Abandono e solidão
Padre João Medeiros Filho
Pode-se ler no primeiro livro da Sagrada Escritura a seguinte recomendação: “Não é bom para o homem viver só” (Gn 2, 18). A solidão é dolorosa, leva à depressão e até ao suicídio. Cresce como um dos grandes males da sociedade hodierna. Em muitos condomínios, os moradores são conhecidos pelo número da unidade habitacional e não pelo nome. Por vezes, não se dão conta do que acontece a seu redor. Isso tudo resulta numa solidão povoada. O ser humano é ontologicamente relacional, necessitando de interação. A vida solitária poderá ser um atalho para a morte. O governo britânico criou o Ministério da Solidão. Considerou necessário existir um órgão para cuidar desse problema e dos efeitos desse mal oculto e silencioso. As maiores vítimas são os idosos, marginalizados pela cadeia produtiva e cuja beleza murchou. São indivíduos com atividades físicas e energias cada vez mais limitadas. Muitos não têm a quem pedir socorro, quando sentem o abismo da depressão se abrir sob seus pés. Este segmento se avoluma nas sociedades consideradas modernas e desenvolvidas.
Os idosos de hoje são órfãos de filhos vivos, esquecidos pelos familiares. Por vezes, seus descendentes moram longe com dificuldades para visitá-los. Em certos casos, os pais podem atrapalhar seus sonhos ou planos de lazer e consumo. Muitos não desejam velhos, dificultando seus fins de semana, férias, passeios, festas etc. E o idoso fica em casa, não raro, pequena e de poucos recursos. Onde estão os amigos do ancião? Doentes ou mortos, em boa parte.
As aposentadorias são exíguas, mal dão para as necessidades básicas. Com a idade verifica-se a progressão das limitações e mazelas. O aumento das despesas: plano de saúde, internações, medicamentos, cuidadores e outros profissionais consome suas fontes de renda. A alimentação torna-se mais onerosa, em razão de restrições alimentares. Os filhos ajudam? Alguns, provavelmente. Todavia, nem sempre com a generosidade almejada. Têm outras prioridades: trocar de carro, investir na decoração do lar, viagens nacionais e internacionais (como levar as crianças a Disney ou alhures), participar de eventos sociais etc. E assim, o declínio da vida de inúmeros idosos é marcado por isolamento, demência, em companhia de um cuidador desconhecido. A solidão aumenta com a diminuição das forças, a dependência, o desaparecimento dos círculos mais próximos de amizade. Atualmente, há também o agravante da violência e insegurança urbana, impedindo que haja um maior contato, deixando os idosos praticamente numa prisão domiciliar. A sociedade moderna tem esquecido o ensinamento bíblico: “Diante de uma cabeça branca te levantarás. Honrarás a presença do ancião” (Lv 19, 32).

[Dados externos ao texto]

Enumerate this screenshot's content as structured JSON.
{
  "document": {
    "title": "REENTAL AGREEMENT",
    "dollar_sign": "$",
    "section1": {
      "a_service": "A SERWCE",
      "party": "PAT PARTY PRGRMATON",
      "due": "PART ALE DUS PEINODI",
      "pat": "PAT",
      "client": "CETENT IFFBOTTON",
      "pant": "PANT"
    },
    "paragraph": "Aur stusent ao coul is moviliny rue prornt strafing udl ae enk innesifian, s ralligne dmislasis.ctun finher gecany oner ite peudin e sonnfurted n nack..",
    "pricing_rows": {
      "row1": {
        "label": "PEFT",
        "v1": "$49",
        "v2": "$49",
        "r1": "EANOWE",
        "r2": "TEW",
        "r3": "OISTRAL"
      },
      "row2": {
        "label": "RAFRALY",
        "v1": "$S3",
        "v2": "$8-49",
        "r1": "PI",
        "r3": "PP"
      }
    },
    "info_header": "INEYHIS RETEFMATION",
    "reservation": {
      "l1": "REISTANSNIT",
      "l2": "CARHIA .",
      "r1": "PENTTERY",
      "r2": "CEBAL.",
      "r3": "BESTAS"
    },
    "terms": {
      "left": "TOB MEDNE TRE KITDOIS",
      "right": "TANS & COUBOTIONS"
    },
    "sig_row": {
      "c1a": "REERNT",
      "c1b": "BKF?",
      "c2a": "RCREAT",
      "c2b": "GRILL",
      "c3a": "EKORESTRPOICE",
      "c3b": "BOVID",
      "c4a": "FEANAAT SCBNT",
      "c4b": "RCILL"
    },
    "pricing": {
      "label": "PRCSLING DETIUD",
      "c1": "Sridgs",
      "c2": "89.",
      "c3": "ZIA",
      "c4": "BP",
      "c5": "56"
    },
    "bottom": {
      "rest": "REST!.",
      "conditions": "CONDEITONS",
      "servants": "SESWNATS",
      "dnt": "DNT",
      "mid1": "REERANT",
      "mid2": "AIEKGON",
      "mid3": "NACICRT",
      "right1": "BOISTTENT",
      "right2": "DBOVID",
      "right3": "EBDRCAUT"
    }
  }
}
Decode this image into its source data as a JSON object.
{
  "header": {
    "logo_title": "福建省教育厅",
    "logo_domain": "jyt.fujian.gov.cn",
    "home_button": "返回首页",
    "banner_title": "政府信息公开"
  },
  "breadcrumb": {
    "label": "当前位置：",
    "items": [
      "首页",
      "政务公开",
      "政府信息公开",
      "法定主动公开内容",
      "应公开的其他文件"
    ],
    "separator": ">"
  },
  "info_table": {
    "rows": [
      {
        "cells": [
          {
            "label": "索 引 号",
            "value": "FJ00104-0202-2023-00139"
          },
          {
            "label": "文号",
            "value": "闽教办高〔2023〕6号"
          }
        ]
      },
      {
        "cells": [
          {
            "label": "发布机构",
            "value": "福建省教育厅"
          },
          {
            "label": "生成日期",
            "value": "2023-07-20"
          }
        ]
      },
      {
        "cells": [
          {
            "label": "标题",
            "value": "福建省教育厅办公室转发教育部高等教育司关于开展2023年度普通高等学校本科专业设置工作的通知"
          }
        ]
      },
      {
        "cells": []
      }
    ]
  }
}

Alguns se apegam a animais. Quando morre o companheiro de plumas ou patas, a dor é semelhante à perda de um parente. O confinamento vai aumentando. O solitário não tem com quem partilhar experiências, sentimentos, ideias e recordações de momentos agradáveis que trazem alegrias. Sente-se descartado por uma sociedade, em que predominam o utilitarismo e o egoísmo. Há famílias que progressivamente abandonam seus idosos, não lhes preparando um lugar digno. Leva uma vida em meio a pessoas que ignoram a sua existência. Um amigo nordestino, que vivia no Rio de Janeiro e amava a cidade, comunicou-me que estava voltando para a terra natal. Chegou à conclusão de que se morresse lá, só iriam perceber seu falecimento, vários dias depois, devido ao odor.
No Brasil contemporâneo, onde há uma pletora de ministérios, carece a existência de um órgão especial, voltado para os idosos e solitários. Fala-se tanto em políticas públicas, mas inexistem linhas de ação para cuidar deles com dignidade. É preciso encontrar meios para que uma faixa significativa da população não se sinta à margem da existência, empurrada inexoravelmente para a desmotivação do viver e consequentemente para a morte. Na medida em que se aprende a anular o exílio do próximo, a vida tornar-se-á mais humana. Solidária – e não solitária – deve ser a pessoa. Isso significa ter empatia pela dor e tristeza de outrem. Vale lembrar o salmista: “Mesmo na velhice, no declinar da vida, não me abandones, ó Deus” (Sl 71/70, 18).